Still, to know that someone came into our 'holy of holies', our bedroom, one of the most private rooms in a house and walked right up next to our bed and helped himself (or herself) to our possessions has brought along a wealth of extremely varied emotions and thoughts.

Since then, almost a week has passed. I am learning to let go. Let go of the monetary loss. Let go of work that has gone lost. Let go of memories in the form of pictures and videos. It is, after all, just a thing and I won't tie my heart to a thing. The memories are stored. They are part of me. The work can be redone. The thing can be replaced eventually.

Letting go of that 'feeling' has been harder. At times I'll climb the stairs and think of this stranger's feet touching the exact same steps. I look at the screen door that stood ajar in the morning as I woke up and remember those first moments of realization. I replay all I remember of the last week in my mind and try not to blame or suspect anyone.

It is amazing how this incident can rob you of all joy and take the wind out of your sails. Just when things were starting to look up after a challenging start back to life here it's like a blow to your stomach that leaves you struggling for air.

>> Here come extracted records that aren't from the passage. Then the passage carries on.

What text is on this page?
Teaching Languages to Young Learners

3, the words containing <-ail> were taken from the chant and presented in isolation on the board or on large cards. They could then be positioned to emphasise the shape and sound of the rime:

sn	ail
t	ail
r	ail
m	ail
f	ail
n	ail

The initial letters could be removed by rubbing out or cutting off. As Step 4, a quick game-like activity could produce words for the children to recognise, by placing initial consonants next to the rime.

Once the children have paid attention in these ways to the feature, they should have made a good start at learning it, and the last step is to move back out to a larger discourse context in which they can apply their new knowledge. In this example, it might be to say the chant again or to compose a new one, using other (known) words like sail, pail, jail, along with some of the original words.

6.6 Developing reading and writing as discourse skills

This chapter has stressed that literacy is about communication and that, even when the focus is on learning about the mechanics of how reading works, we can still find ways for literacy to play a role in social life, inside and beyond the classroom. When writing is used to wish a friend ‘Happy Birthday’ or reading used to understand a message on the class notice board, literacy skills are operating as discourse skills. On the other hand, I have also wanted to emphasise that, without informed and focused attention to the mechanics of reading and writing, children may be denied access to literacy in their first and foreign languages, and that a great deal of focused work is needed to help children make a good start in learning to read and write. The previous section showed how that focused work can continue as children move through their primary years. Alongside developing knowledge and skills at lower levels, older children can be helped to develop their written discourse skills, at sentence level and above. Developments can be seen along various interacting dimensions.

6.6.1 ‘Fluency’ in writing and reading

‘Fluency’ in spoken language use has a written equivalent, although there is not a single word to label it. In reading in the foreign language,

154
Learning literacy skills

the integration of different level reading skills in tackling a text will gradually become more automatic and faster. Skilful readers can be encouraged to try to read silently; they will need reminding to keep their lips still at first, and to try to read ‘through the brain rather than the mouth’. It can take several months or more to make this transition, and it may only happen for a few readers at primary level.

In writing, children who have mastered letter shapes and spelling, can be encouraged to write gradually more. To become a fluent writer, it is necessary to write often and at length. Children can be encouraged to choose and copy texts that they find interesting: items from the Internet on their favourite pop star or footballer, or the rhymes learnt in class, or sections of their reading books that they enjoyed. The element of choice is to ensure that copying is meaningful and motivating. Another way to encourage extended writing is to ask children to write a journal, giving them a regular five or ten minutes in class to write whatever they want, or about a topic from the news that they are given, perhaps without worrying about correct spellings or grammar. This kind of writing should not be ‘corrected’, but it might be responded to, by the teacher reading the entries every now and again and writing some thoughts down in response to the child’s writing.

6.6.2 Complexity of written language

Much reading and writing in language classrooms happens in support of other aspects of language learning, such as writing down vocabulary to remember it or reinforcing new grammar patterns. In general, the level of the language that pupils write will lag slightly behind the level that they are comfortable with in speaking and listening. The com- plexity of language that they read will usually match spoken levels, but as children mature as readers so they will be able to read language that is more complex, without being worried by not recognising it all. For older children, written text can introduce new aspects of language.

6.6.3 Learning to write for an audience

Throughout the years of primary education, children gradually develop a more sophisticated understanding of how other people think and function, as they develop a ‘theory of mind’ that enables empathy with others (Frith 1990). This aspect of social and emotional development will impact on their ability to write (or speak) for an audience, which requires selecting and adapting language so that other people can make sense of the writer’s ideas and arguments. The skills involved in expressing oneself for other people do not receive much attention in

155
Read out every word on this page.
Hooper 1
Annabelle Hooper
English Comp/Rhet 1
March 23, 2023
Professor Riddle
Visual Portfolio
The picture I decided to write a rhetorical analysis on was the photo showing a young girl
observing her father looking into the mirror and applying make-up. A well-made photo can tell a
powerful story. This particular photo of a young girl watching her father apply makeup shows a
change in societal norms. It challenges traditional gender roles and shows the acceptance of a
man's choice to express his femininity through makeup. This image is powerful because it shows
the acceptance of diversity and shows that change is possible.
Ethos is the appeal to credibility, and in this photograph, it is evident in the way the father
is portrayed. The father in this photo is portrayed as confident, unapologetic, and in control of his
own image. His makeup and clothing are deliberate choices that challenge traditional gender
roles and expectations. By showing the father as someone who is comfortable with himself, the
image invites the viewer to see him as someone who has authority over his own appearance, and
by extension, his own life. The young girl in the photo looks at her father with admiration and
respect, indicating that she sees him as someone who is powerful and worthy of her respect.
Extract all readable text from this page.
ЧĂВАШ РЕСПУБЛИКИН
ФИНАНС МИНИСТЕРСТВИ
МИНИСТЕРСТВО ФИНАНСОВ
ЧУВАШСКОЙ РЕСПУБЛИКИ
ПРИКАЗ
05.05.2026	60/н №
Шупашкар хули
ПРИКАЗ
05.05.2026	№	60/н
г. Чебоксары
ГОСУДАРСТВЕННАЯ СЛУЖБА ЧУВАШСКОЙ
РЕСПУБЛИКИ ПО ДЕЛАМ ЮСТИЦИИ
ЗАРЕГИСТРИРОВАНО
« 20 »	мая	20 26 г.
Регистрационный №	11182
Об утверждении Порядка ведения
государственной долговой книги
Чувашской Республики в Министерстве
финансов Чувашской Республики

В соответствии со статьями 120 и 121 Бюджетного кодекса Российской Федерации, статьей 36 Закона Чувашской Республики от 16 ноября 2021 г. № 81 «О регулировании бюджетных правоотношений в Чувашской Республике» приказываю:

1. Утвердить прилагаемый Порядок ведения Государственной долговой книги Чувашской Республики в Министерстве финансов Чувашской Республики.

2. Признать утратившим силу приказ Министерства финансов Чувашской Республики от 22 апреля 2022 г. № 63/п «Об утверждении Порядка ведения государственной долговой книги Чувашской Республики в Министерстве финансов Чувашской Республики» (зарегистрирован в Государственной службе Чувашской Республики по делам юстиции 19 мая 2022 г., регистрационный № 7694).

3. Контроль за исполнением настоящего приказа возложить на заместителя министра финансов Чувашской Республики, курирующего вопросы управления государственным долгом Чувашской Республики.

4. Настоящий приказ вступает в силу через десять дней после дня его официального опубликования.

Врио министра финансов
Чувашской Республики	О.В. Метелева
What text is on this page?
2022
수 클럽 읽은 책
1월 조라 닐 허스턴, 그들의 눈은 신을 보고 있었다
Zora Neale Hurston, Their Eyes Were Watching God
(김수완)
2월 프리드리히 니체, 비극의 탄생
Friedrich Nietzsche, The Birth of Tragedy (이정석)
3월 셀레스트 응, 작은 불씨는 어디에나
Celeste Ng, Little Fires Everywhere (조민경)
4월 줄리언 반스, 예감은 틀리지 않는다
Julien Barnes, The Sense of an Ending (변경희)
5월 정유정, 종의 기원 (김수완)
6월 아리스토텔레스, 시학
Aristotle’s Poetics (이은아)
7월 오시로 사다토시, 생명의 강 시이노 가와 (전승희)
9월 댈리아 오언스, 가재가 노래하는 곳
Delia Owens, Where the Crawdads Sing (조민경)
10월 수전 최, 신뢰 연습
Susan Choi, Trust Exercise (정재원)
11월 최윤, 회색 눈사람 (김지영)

Again I have that choice. To not be robbed again. I may have been robbed physically and materially. But I will not let myself be robbed of joy as well. I don't want to be governed by fear.

The words of Jesus come to my mind:

 "Watch therefore, for you do not know on what day your Lord is coming. But know this, that if the householder had known in what part of the night the thief was coming, he would have watched and would not have let his house be broken into. Therefore you also must be ready; for the Son of man is coming at an hour you do not expect." Matthew 23:42-44

Jesus will come like a thief in the night. Our feeling of security and safety led to slackness on our part. We got less careful and a little lazy. Every day I have that choice of how I want to live my life. I want to finish strong, not become complacent. Not rob myself of joy by focusing on all that could be better. I want to be ready and watchful and mindful and go through each day with an open heart and open eyes and open hands. Live each day fully. Filled with a lot of laughter. And ice - cream.